Revision Knee Replacement Surgery In India
Knee revision surgery, which is also known as revision total knee arthroplasty , is a procedure in which the surgeon removes a previously implanted artificial knee joint, or prosthesis, and replaces it with a new prosthesis. Knee revision surgery may also involve the use of bone grafts. The bone graft may be an autograft, which means that the bone is taken from another site in the patient’s own body; or an allograft, which means that the bone tissue comes from another donor.
Total knee replacement implants may fail after 10 to 15 years, or occasionally sooner. The parts may come loose or they may wear out. In either case an operation will be required to replace the damaged part or even the entire implant.
It may also require an increase in the length of the hospital stay. The magnitude of this surgery depends on the difficulty of prosthesis removal and on the quality and quantity of bone left behind after the implant has been removed. The revision operation may require bone grafts from a bone bank to be used. A custom prosthesis is sometimes needed (a prosthesis specially manufactured for a specific patient). Patients who have had knee revision operations are frequently advised to continue the use of a full-time support (such as a cane), in order to protect the replacement. This is especially true of those who are younger than 70, have higher activity levels, increased weight, and other stress factors.
Knee revision surgery has three major purposes: relieving pain in the affected hip; restoring the patient’s mobility; and removing a loose or damaged prosthesis before irreversible harm is done to the joint. Knee prostheses can come loose for one of two reasons. One is mechanical and is related to the fact that the knee joint bears a great deal of weight when a person is walking or running. It is unusual for the metal part of a knee prosthesis to simply break. This part, however, is inserted into the upper part of the tibia, the larger of the two bones in the lower leg, after the surgeon has removed the upper surface of the tibia. The bone tissue that receives the metal implant is softer than the bone that was removed, which means that the metal implant may sink into the softer bone and gradually loosen.
Diagnosis/Preparation Surgery in india
In most cases, increasing pain, stiffness, and loss of mobility in the knee joint are early indications that the patient may benefit from revision surgery. The location of the pain may point to the part of the prosthesis that has been affected by osteolysis. Pain around or in the kneecap is not always significant by itself because many TKR patients have occasional discomfort in that area after their knee replacement. If the pain is diffuse (felt throughout the knee rather than in only one part of the knee), it may indicate either an infection or loosening of the prosthesis.

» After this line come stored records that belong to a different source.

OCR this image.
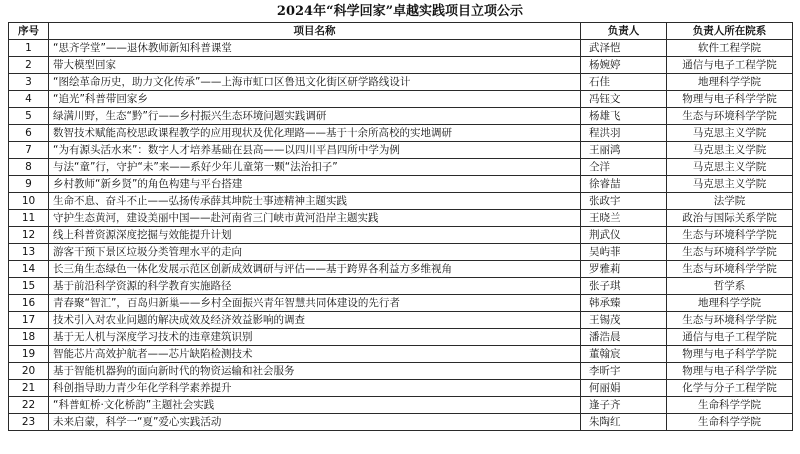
2024年“科学回家”卓越实践项目立项公示
序号	项目名称	负责人	负责人所在院系
1	“思齐学堂”——退休教师新知科普课堂	武泽恺	软件工程学院
2	带大模型回家	杨婉婷	通信与电子工程学院
3	“图绘革命历史，助力文化传承”——上海市虹口区鲁迅文化街区研学路线设计	石佳	地理科学学院
4	“追光”科普带回家乡	冯钰文	物理与电子科学学院
5	绿满川野，生态“黔”行——乡村振兴生态环境问题实践调研	杨雄飞	生态与环境科学学院
6	数智技术赋能高校思政课程教学的应用现状及优化理路——基于十余所高校的实地调研	程洪羽	马克思主义学院
7	“为有源头活水来”：数字人才培养基础在县高——以四川平昌四所中学为例	王丽鸿	马克思主义学院
8	与法“童”行，守护“未”来——系好少年儿童第一颗“法治扣子”	仝洋	马克思主义学院
9	乡村教师“新乡贤”的角色构建与平台搭建	徐睿喆	马克思主义学院
10	生命不息、奋斗不止——弘扬传承薛其坤院士事迹精神主题实践	张政宇	法学院
11	守护生态黄河，建设美丽中国——赴河南省三门峡市黄河沿岸主题实践	王晓兰	政治与国际关系学院
12	线上科普资源深度挖掘与效能提升计划	荆武仪	生态与环境科学学院
13	游客干预下景区垃圾分类管理水平的走向	吴屿菲	生态与环境科学学院
14	长三角生态绿色一体化发展示范区创新成效调研与评估——基于跨界各利益方多维视角	罗雅莉	生态与环境科学学院
15	基于前沿科学资源的科学教育实施路径	张子琪	哲学系
16	青春聚“智汇”，百岛归新巢——乡村全面振兴青年智慧共同体建设的先行者	韩承臻	地理科学学院
17	技术引入对农业问题的解决成效及经济效益影响的调查	王锡茂	生态与环境科学学院
18	基于无人机与深度学习技术的违章建筑识别	潘浩晨	通信与电子工程学院
19	智能芯片高效护航者——芯片缺陷检测技术	董翰宸	物理与电子科学学院
20	基于智能机器狗的面向新时代的物资运输和社会服务	李昕宇	物理与电子科学学院
21	科创指导助力青少年化学科学素养提升	何丽娟	化学与分子工程学院
22	“科普虹桥·文化桥韵”主题社会实践	逢子齐	生命科学学院
23	未来启蒙，科学一“夏”爱心实践活动	朱陶红	生命科学学院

Failure of Total Knee Replacements done elsewhere due to implant failure or polyethylene wear and loosening can be remedied by special Revision Knee Prosthesis. Patients with Knee Replacement, who have accidents and periprosthetic fractures, can also be internally fixed with special implants. The results are excellent and tailor made to suit each individual patient.
The complications that may follow knee revision surgery are similar to those for knee replacement. They include:
- Deep vein thrombosis.
- Infection in the new prosthesis.
- Loosening of the new prosthesis. The risk of this complication is increased considerably if the patient is overweight.
- Formation of heterotopic bone. Heterotopic bone is bone that develops at the lower end of the femur following knee replacement or knee revision surgery. Patients who have had an infection in the joint have an increased risk of heterotopic bone formation.